As for any real Counter-Earth, enough has already been written about its non-existence above.
I’m surprised that no one has mentioned Htrae’s Cybermen inhabitants, yet.
I wish I’d said that!
Most likely, if you tried to place an object at the counter-Earth point, it’d end up in a horseshoe orbit relative to the Earth, like the asteroid 3753 Cruithne. Cruithne is almost in the same orbit as the Earth, but at any given time, its orbit is either a little bit smaller than Earth’s, or a little bit larger.
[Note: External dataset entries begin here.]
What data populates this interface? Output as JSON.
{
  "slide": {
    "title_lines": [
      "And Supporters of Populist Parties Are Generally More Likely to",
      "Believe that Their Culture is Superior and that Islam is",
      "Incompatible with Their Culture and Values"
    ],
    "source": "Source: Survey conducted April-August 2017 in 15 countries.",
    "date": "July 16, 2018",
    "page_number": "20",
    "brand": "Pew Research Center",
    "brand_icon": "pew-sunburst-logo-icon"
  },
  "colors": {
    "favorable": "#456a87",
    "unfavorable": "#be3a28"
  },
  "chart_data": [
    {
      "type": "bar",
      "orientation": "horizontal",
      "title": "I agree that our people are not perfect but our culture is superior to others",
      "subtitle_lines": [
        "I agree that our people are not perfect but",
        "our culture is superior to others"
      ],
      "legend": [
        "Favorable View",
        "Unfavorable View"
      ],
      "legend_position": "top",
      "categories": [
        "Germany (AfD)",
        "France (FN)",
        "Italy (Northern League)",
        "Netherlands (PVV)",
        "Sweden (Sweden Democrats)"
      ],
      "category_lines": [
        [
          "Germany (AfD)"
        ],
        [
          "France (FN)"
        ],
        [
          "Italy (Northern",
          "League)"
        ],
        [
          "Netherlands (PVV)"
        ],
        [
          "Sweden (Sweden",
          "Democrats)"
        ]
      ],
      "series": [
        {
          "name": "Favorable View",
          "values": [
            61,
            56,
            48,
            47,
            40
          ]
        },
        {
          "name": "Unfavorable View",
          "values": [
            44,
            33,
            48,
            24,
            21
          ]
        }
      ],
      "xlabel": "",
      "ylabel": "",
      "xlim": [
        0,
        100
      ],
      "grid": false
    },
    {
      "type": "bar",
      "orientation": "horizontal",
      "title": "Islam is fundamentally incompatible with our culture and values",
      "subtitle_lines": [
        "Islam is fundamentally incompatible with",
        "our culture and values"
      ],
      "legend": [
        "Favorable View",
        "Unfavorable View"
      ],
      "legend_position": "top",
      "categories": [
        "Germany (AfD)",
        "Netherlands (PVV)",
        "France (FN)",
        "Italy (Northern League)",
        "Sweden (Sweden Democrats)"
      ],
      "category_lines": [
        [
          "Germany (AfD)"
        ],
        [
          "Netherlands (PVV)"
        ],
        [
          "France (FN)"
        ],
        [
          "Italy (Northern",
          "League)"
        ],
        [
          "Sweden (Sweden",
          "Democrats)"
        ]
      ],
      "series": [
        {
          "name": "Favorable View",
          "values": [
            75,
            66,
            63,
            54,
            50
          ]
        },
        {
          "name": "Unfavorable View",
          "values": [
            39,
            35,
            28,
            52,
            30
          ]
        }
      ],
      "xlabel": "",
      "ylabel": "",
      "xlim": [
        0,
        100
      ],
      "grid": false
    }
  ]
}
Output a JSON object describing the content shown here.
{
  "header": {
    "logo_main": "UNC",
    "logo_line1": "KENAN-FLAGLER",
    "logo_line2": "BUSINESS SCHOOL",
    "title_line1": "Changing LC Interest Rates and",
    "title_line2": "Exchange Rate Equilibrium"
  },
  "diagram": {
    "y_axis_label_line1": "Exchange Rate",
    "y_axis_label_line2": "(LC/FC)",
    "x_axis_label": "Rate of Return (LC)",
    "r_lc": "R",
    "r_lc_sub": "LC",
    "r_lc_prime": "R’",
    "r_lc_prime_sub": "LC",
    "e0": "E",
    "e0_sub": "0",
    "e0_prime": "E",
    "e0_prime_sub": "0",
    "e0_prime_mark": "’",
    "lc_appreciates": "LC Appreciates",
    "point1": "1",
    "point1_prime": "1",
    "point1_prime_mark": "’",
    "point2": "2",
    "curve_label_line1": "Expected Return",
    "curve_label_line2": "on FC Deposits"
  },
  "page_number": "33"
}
When its orbit is smaller, it moves a little faster than the Earth, and gets ahead of it in orbit. When it’s catching up from behind and is about to lap the Earth, the gravitational interaction between it and the Earth shifts its orbit a bit, so it’s now in a larger orbit (strictly speaking, it also shifts the Earth’s orbit slightly, but the Earth is much more massive, so the change is much smaller). With Cruithne in a larger orbit, it starts moving more slowly than Earth, so it falls behind again. Eventually, when the Earth is about to lap Cruithne, there’s another gravitational interaction which shifts the asteroid back into a smaller orbit, and the process repeats. Such an orbit is called a “horseshoe orbit” because, from the rotating frame of reference of the Earth moving around the Sun, the asteroid follows a horseshoe-shaped path.